The GetNamedInstance method has been removed from the Cache class. You must use the method with the same name in the CacheManager class instead. This method requires a new Boolean parameter called registerNewInstance that decides whether to register the cache instance if you create a new cache instance inside CacheManager. If False, this cache will not be accessible through GetNamedInstance, FindCacheByName, or in GetAllCaches. When migrating, set registerNewInstance wto True because each instance of the cache was registered in previous versions.

GetAllCaches does not return full cache objects anymore. It returns an array of ICacheInfo, which contains basic properties about caches and does not contain operations for adding data. If you need to get full cache objects from ICacheInfo, use FindCacheByName with the name stored in ICacheInfo:

  • ICache FindCacheByName(string name), or

  • ICache<T> FindCacheByName<T>(string name)

Several caches use to contain indexes to improve performance when removing or retrieving cache records using partial keys. Caches with indexes have been refactored and indexes have been unified (except AcessResultCache and PathCache).

Cache containers that support indexing implement the IIndexedCache<T> interface. Because several caches (for example, ItemCache, and IsUserInRoleCache) had the same functionality, they have been unified. Each of them inherits CustomIndexedCache and has the GetIndexedCache method that enables you to specify custom implementation of IIndexedCache for the cache container. By default, IndexedCache<T> is used.

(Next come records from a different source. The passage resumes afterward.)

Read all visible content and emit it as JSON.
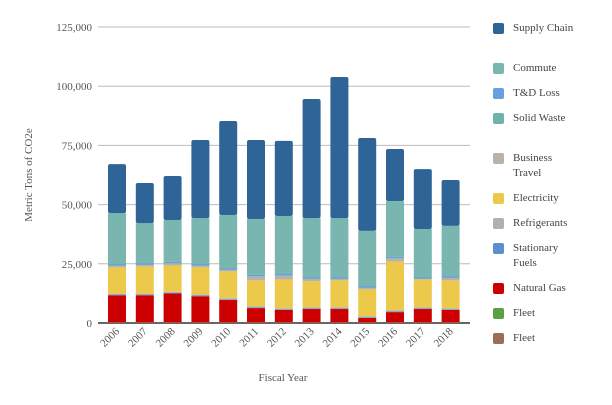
{
  "chart_data": {
    "type": "bar",
    "stacked": true,
    "title": "",
    "xlabel": "Fiscal Year",
    "ylabel": "Metric Tons of CO2e",
    "ylim": [
      0,
      125000
    ],
    "yticks": [
      "0",
      "25,000",
      "50,000",
      "75,000",
      "100,000",
      "125,000"
    ],
    "grid": true,
    "legend_position": "right",
    "categories": [
      "2006",
      "2007",
      "2008",
      "2009",
      "2010",
      "2011",
      "2012",
      "2013",
      "2014",
      "2015",
      "2016",
      "2017",
      "2018"
    ],
    "series": [
      {
        "name": "Fleet",
        "color": "#9a6f55",
        "values": [
          300,
          300,
          300,
          300,
          300,
          300,
          300,
          300,
          300,
          300,
          300,
          300,
          300
        ]
      },
      {
        "name": "Fleet",
        "color": "#5aa145",
        "values": [
          0,
          0,
          0,
          0,
          0,
          0,
          0,
          0,
          0,
          0,
          0,
          0,
          0
        ]
      },
      {
        "name": "Natural Gas",
        "color": "#cc0000",
        "values": [
          11400,
          11400,
          12200,
          11000,
          9400,
          6000,
          5200,
          5600,
          5600,
          1800,
          4300,
          5600,
          5200
        ]
      },
      {
        "name": "Stationary Fuels",
        "color": "#5b8fd0",
        "values": [
          300,
          300,
          300,
          300,
          300,
          300,
          300,
          300,
          300,
          300,
          300,
          300,
          300
        ]
      },
      {
        "name": "Refrigerants",
        "color": "#b0b0b0",
        "values": [
          400,
          400,
          400,
          400,
          400,
          400,
          400,
          400,
          400,
          400,
          400,
          400,
          400
        ]
      },
      {
        "name": "Electricity",
        "color": "#ecc94b",
        "values": [
          11100,
          11500,
          11100,
          11500,
          11400,
          11000,
          12200,
          11000,
          11400,
          11400,
          20700,
          11800,
          11800
        ]
      },
      {
        "name": "Business Travel",
        "color": "#b9b2a8",
        "values": [
          600,
          600,
          800,
          600,
          600,
          1500,
          1500,
          1000,
          600,
          600,
          1100,
          200,
          1000
        ]
      },
      {
        "name": "Solid Waste",
        "color": "#6fb3aa",
        "values": [
          200,
          200,
          200,
          200,
          200,
          200,
          200,
          200,
          200,
          200,
          200,
          200,
          200
        ]
      },
      {
        "name": "T&D Loss",
        "color": "#6a9ede",
        "values": [
          600,
          600,
          600,
          600,
          600,
          600,
          600,
          600,
          600,
          600,
          600,
          600,
          600
        ]
      },
      {
        "name": "Commute",
        "color": "#7ab6b0",
        "values": [
          21500,
          16900,
          17600,
          19400,
          22400,
          23600,
          24500,
          24900,
          24900,
          23300,
          23600,
          20300,
          21200
        ]
      },
      {
        "name": "Supply Chain",
        "color": "#2f6496",
        "values": [
          20700,
          16900,
          18600,
          33000,
          39700,
          33400,
          31700,
          50300,
          59600,
          39200,
          22000,
          25300,
          19400
        ]
      }
    ],
    "legend": [
      {
        "label": "Supply Chain",
        "color": "#2f6496"
      },
      {
        "label": "Commute",
        "color": "#7ab6b0"
      },
      {
        "label": "T&D Loss",
        "color": "#6a9ede"
      },
      {
        "label": "Solid Waste",
        "color": "#6fb3aa"
      },
      {
        "label": "Business Travel",
        "color": "#b9b2a8"
      },
      {
        "label": "Electricity",
        "color": "#ecc94b"
      },
      {
        "label": "Refrigerants",
        "color": "#b0b0b0"
      },
      {
        "label": "Stationary Fuels",
        "color": "#5b8fd0"
      },
      {
        "label": "Natural Gas",
        "color": "#cc0000"
      },
      {
        "label": "Fleet",
        "color": "#5aa145"
      },
      {
        "label": "Fleet",
        "color": "#9a6f55"
      }
    ]
  }
}
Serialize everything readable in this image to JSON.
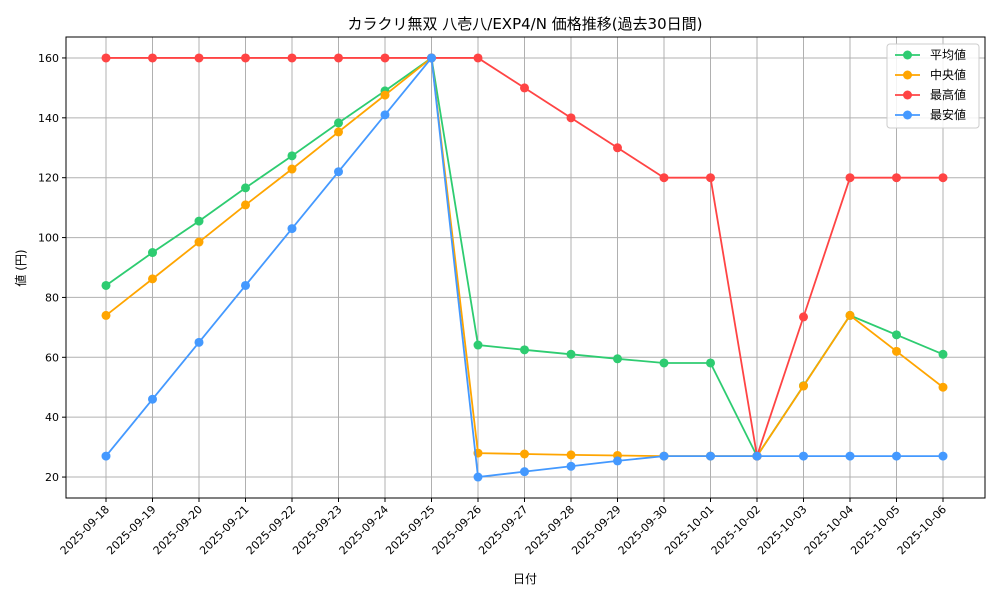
{
  "chart_data": {
    "type": "line",
    "title": "カラクリ無双 八壱八/EXP4/N 価格推移(過去30日間)",
    "xlabel": "日付",
    "ylabel": "値 (円)",
    "ylim": [
      13,
      167
    ],
    "yticks": [
      20,
      40,
      60,
      80,
      100,
      120,
      140,
      160
    ],
    "grid": true,
    "legend_position": "top-right",
    "categories": [
      "2025-09-18",
      "2025-09-19",
      "2025-09-20",
      "2025-09-21",
      "2025-09-22",
      "2025-09-23",
      "2025-09-24",
      "2025-09-25",
      "2025-09-26",
      "2025-09-27",
      "2025-09-28",
      "2025-09-29",
      "2025-09-30",
      "2025-10-01",
      "2025-10-02",
      "2025-10-03",
      "2025-10-04",
      "2025-10-05",
      "2025-10-06"
    ],
    "series": [
      {
        "name": "平均値",
        "color": "#2ecc71",
        "values": [
          84,
          95,
          105.5,
          116.6,
          127.3,
          138.3,
          149,
          160,
          64.1,
          62.5,
          61,
          59.5,
          58.1,
          58.1,
          27,
          50.5,
          74,
          67.5,
          61
        ]
      },
      {
        "name": "中央値",
        "color": "#ffa500",
        "values": [
          74,
          86.2,
          98.5,
          110.9,
          122.9,
          135.3,
          147.6,
          160,
          28,
          27.7,
          27.4,
          27.2,
          27,
          27,
          27,
          50.4,
          74,
          62,
          50
        ]
      },
      {
        "name": "最高値",
        "color": "#ff4444",
        "values": [
          160,
          160,
          160,
          160,
          160,
          160,
          160,
          160,
          160,
          150,
          140,
          130,
          120,
          120,
          27,
          73.5,
          120,
          120,
          120
        ]
      },
      {
        "name": "最安値",
        "color": "#4499ff",
        "values": [
          27,
          46,
          65,
          84,
          103,
          122,
          141,
          160,
          20,
          21.8,
          23.6,
          25.4,
          27,
          27,
          27,
          27,
          27,
          27,
          27
        ]
      }
    ]
  }
}
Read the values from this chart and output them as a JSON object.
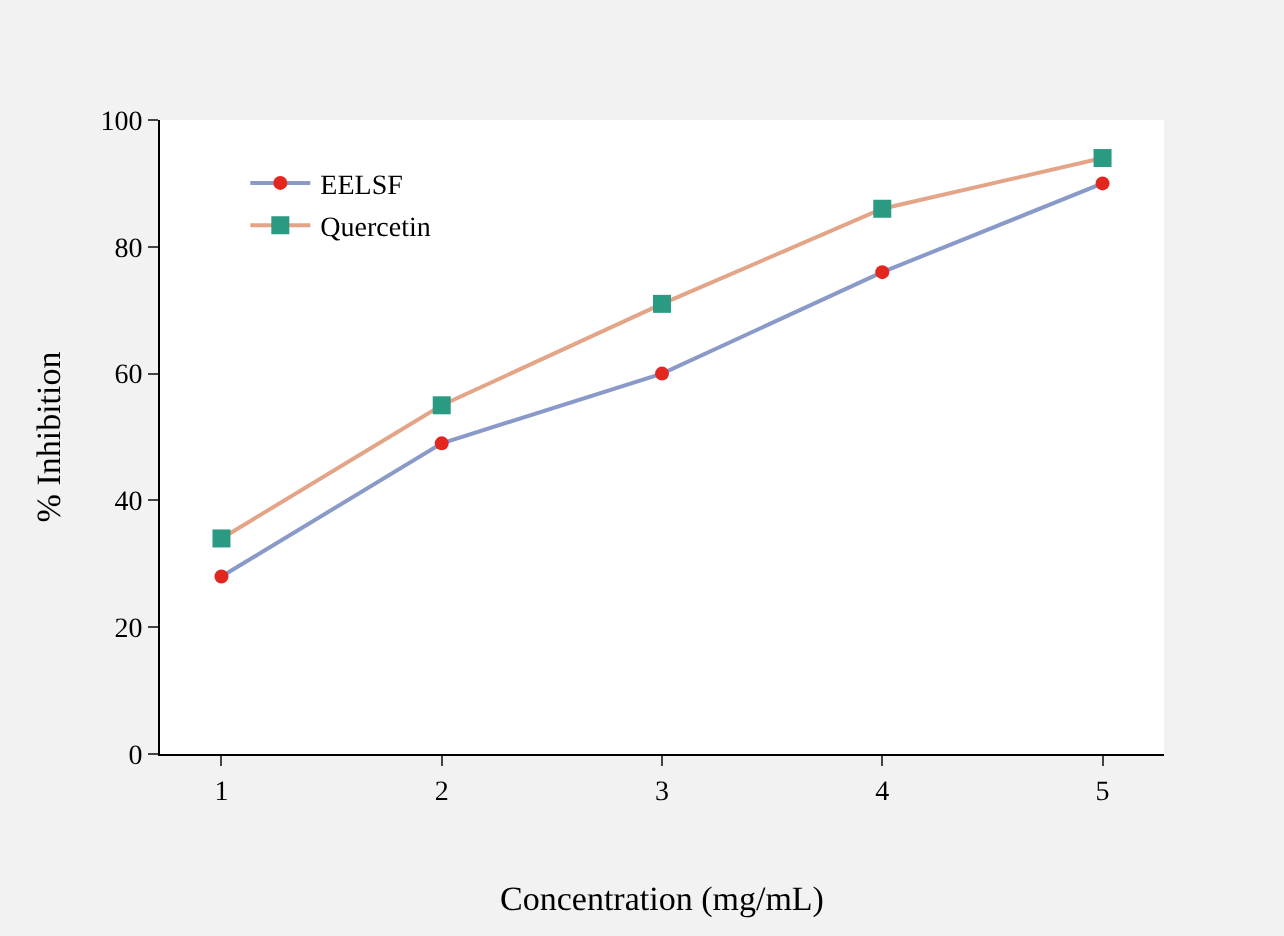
{
  "chart_data": {
    "type": "line",
    "xlabel": "Concentration (mg/mL)",
    "ylabel": "% Inhibition",
    "categories": [
      "1",
      "2",
      "3",
      "4",
      "5"
    ],
    "ylim": [
      0,
      100
    ],
    "yticks": [
      0,
      20,
      40,
      60,
      80,
      100
    ],
    "legend": "top left",
    "series": [
      {
        "name": "EELSF",
        "color": "#8a9ac8",
        "colors": [
          "#e3261e",
          "#e3261e",
          "#e3261e",
          "#e3261e",
          "#e3261e"
        ],
        "marker": "circle",
        "values": [
          28,
          49,
          60,
          76,
          90
        ]
      },
      {
        "name": "Quercetin",
        "color": "#e3a487",
        "colors": [
          "#2a9a82",
          "#2a9a82",
          "#2a9a82",
          "#2a9a82",
          "#2a9a82"
        ],
        "marker": "square",
        "values": [
          34,
          55,
          71,
          86,
          94
        ]
      }
    ]
  }
}
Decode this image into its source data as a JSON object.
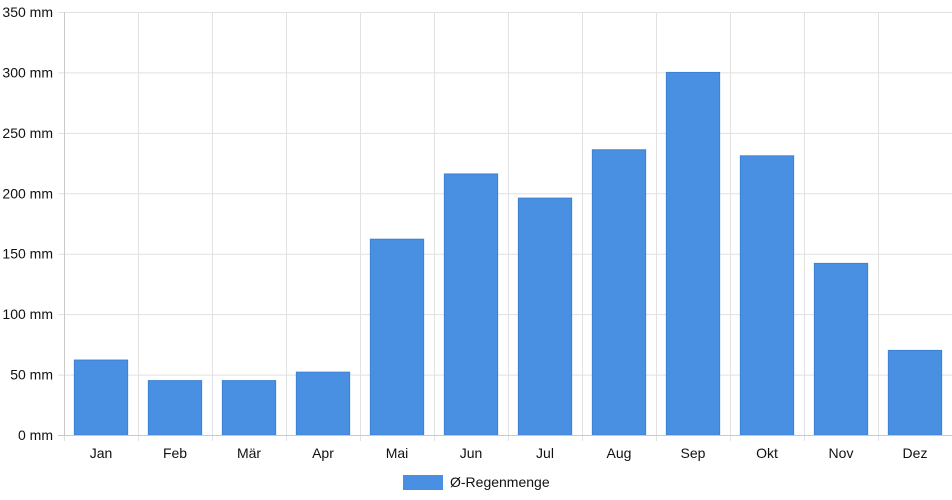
{
  "chart_data": {
    "type": "bar",
    "categories": [
      "Jan",
      "Feb",
      "Mär",
      "Apr",
      "Mai",
      "Jun",
      "Jul",
      "Aug",
      "Sep",
      "Okt",
      "Nov",
      "Dez"
    ],
    "series": [
      {
        "name": "Ø-Regenmenge",
        "values": [
          62,
          45,
          45,
          52,
          162,
          216,
          196,
          236,
          300,
          231,
          142,
          70
        ],
        "color": "#4a90e2"
      }
    ],
    "ylim": [
      0,
      350
    ],
    "yticks": [
      0,
      50,
      100,
      150,
      200,
      250,
      300,
      350
    ],
    "ytick_labels": [
      "0 mm",
      "50 mm",
      "100 mm",
      "150 mm",
      "200 mm",
      "250 mm",
      "300 mm",
      "350 mm"
    ],
    "grid": true,
    "legend_position": "bottom-center"
  }
}
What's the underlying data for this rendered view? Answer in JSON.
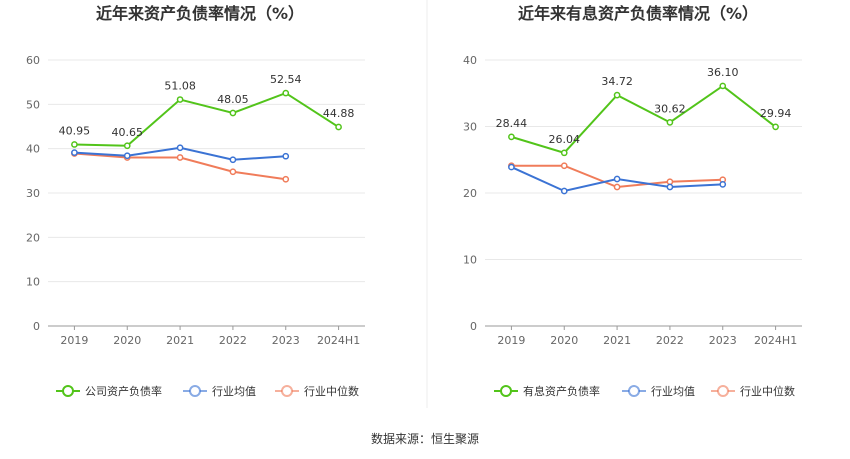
{
  "source_text": "数据来源：恒生聚源",
  "chart_data": [
    {
      "type": "line",
      "title": "近年来资产负债率情况（%）",
      "categories": [
        "2019",
        "2020",
        "2021",
        "2022",
        "2023",
        "2024H1"
      ],
      "ylim": [
        0,
        60
      ],
      "yticks": [
        0,
        10,
        20,
        30,
        40,
        50,
        60
      ],
      "grid": true,
      "legend_position": "bottom",
      "series": [
        {
          "name": "公司资产负债率",
          "color": "#52c41a",
          "values": [
            40.95,
            40.65,
            51.08,
            48.05,
            52.54,
            44.88
          ],
          "labels": [
            "40.95",
            "40.65",
            "51.08",
            "48.05",
            "52.54",
            "44.88"
          ]
        },
        {
          "name": "行业均值",
          "color": "#3b73d4",
          "values": [
            39.1,
            38.4,
            40.2,
            37.5,
            38.3,
            null
          ]
        },
        {
          "name": "行业中位数",
          "color": "#f07c5a",
          "values": [
            38.9,
            38.0,
            38.0,
            34.8,
            33.1,
            null
          ]
        }
      ]
    },
    {
      "type": "line",
      "title": "近年来有息资产负债率情况（%）",
      "categories": [
        "2019",
        "2020",
        "2021",
        "2022",
        "2023",
        "2024H1"
      ],
      "ylim": [
        0,
        40
      ],
      "yticks": [
        0,
        10,
        20,
        30,
        40
      ],
      "grid": true,
      "legend_position": "bottom",
      "series": [
        {
          "name": "有息资产负债率",
          "color": "#52c41a",
          "values": [
            28.44,
            26.04,
            34.72,
            30.62,
            36.1,
            29.94
          ],
          "labels": [
            "28.44",
            "26.04",
            "34.72",
            "30.62",
            "36.10",
            "29.94"
          ]
        },
        {
          "name": "行业均值",
          "color": "#3b73d4",
          "values": [
            23.9,
            20.3,
            22.1,
            20.9,
            21.3,
            null
          ]
        },
        {
          "name": "行业中位数",
          "color": "#f07c5a",
          "values": [
            24.1,
            24.1,
            20.9,
            21.7,
            22.0,
            null
          ]
        }
      ]
    }
  ]
}
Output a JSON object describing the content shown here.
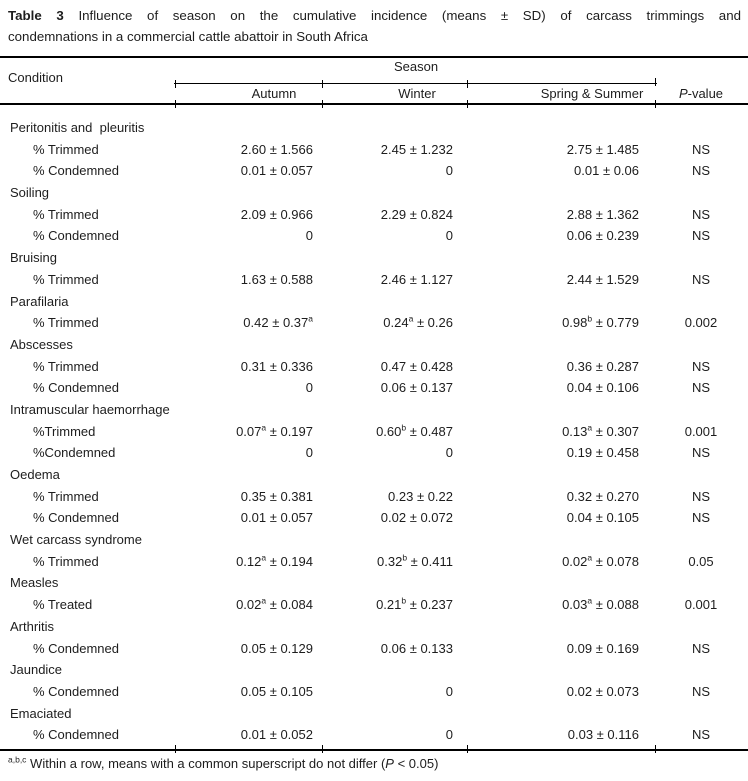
{
  "title": {
    "prefix": "Table 3",
    "line1_rest": "Influence of season on the cumulative incidence (means ± SD) of carcass trimmings and",
    "line2": "condemnations in a commercial cattle abattoir in South Africa"
  },
  "header": {
    "condition": "Condition",
    "season": "Season",
    "columns": [
      "Autumn",
      "Winter",
      "Spring & Summer"
    ],
    "pvalue_italic": "P",
    "pvalue_rest": "-value"
  },
  "rows": [
    {
      "type": "category",
      "label": "Peritonitis and  pleuritis"
    },
    {
      "type": "data",
      "label": "% Trimmed",
      "autumn": "2.60 ± 1.566",
      "winter": "2.45 ± 1.232",
      "spring": "2.75 ± 1.485",
      "p": "NS"
    },
    {
      "type": "data",
      "label": "% Condemned",
      "autumn": "0.01 ± 0.057",
      "winter": "0",
      "spring": "0.01 ± 0.06",
      "p": "NS"
    },
    {
      "type": "category",
      "label": "Soiling"
    },
    {
      "type": "data",
      "label": "% Trimmed",
      "autumn": "2.09 ± 0.966",
      "winter": "2.29 ± 0.824",
      "spring": "2.88 ± 1.362",
      "p": "NS"
    },
    {
      "type": "data",
      "label": "% Condemned",
      "autumn": "0",
      "winter": "0",
      "spring": "0.06 ± 0.239",
      "p": "NS"
    },
    {
      "type": "category",
      "label": "Bruising"
    },
    {
      "type": "data",
      "label": "% Trimmed",
      "autumn": "1.63 ± 0.588",
      "winter": "2.46 ± 1.127",
      "spring": "2.44 ± 1.529",
      "p": "NS"
    },
    {
      "type": "category",
      "label": "Parafilaria"
    },
    {
      "type": "data",
      "label": "% Trimmed",
      "autumn": "0.42 ± 0.37^a",
      "winter": "0.24^a ± 0.26",
      "spring": "0.98^b ± 0.779",
      "p": "0.002"
    },
    {
      "type": "category",
      "label": "Abscesses"
    },
    {
      "type": "data",
      "label": "% Trimmed",
      "autumn": "0.31 ± 0.336",
      "winter": "0.47 ± 0.428",
      "spring": "0.36 ± 0.287",
      "p": "NS"
    },
    {
      "type": "data",
      "label": "% Condemned",
      "autumn": "0",
      "winter": "0.06 ± 0.137",
      "spring": "0.04 ± 0.106",
      "p": "NS"
    },
    {
      "type": "category",
      "label": "Intramuscular haemorrhage"
    },
    {
      "type": "data",
      "label": "%Trimmed",
      "autumn": "0.07^a ± 0.197",
      "winter": "0.60^b ± 0.487",
      "spring": "0.13^a ± 0.307",
      "p": "0.001"
    },
    {
      "type": "data",
      "label": "%Condemned",
      "autumn": "0",
      "winter": "0",
      "spring": "0.19 ± 0.458",
      "p": "NS"
    },
    {
      "type": "category",
      "label": "Oedema"
    },
    {
      "type": "data",
      "label": "% Trimmed",
      "autumn": "0.35 ± 0.381",
      "winter": "0.23 ± 0.22",
      "spring": "0.32 ± 0.270",
      "p": "NS"
    },
    {
      "type": "data",
      "label": "% Condemned",
      "autumn": "0.01 ± 0.057",
      "winter": "0.02 ± 0.072",
      "spring": "0.04 ± 0.105",
      "p": "NS"
    },
    {
      "type": "category",
      "label": "Wet carcass syndrome"
    },
    {
      "type": "data",
      "label": "% Trimmed",
      "autumn": "0.12^a ± 0.194",
      "winter": "0.32^b ± 0.411",
      "spring": "0.02^a ± 0.078",
      "p": "0.05"
    },
    {
      "type": "category",
      "label": "Measles"
    },
    {
      "type": "data",
      "label": "% Treated",
      "autumn": "0.02^a ± 0.084",
      "winter": "0.21^b ± 0.237",
      "spring": "0.03^a ± 0.088",
      "p": "0.001"
    },
    {
      "type": "category",
      "label": "Arthritis"
    },
    {
      "type": "data",
      "label": "% Condemned",
      "autumn": "0.05 ± 0.129",
      "winter": "0.06 ± 0.133",
      "spring": "0.09 ± 0.169",
      "p": "NS"
    },
    {
      "type": "category",
      "label": "Jaundice"
    },
    {
      "type": "data",
      "label": "% Condemned",
      "autumn": "0.05 ± 0.105",
      "winter": "0",
      "spring": "0.02 ± 0.073",
      "p": "NS"
    },
    {
      "type": "category",
      "label": "Emaciated"
    },
    {
      "type": "data",
      "label": "% Condemned",
      "autumn": "0.01 ± 0.052",
      "winter": "0",
      "spring": "0.03 ± 0.116",
      "p": "NS"
    }
  ],
  "footnote": {
    "sup": "a,b,c",
    "text_before_p": " Within a row, means with a common superscript do not differ (",
    "p": "P",
    "text_after_p": " < 0.05)"
  }
}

Indexes are hidden inside a cache and end users do not see them. They all inherit from the BaseCacheIndex base class. This class contains a default implementation for indexes. With each call of the indexedCache.Add or indexedCache.Remove, the appropriate method is called in the cache index. In order to define which keys should be used for indexing, ICacheIndex contains the GetIndexKeys method. For each index key returned, the index stores the current cache key. For example: IsUserInRole GetIndexKeys returns the account name and the role name, which means that for the cache key AccountName = “User”, RoleName = “Admin”, two index entries with the same cache key are created: one for the user and one for the role.

Follow these best practices when you work with the Cache API:

  • Avoid using the Cache class directly. Use the CacheManager class to retrieve an ICache object.

  • If you have complex keys or objects that you add to a cache, consider implementing the ICacheable interface for them. This enables you to define a size calculation inside the GetDataLength method and avoid expensive size calculation in strategy.

  • When you to add indexes for a cache, inherit from CustomIndexedCache<TKey>. Instantiate IIndexedCache in the GetIndexedCache method. You can use IndexedCache<T> by default. Then, implement ICacheIndex (inherit from BaseCacheIndex). It contains all the basic logic for working with indexes, but implement GetIndexKeys because this lets you define which keys are used to store data in the index.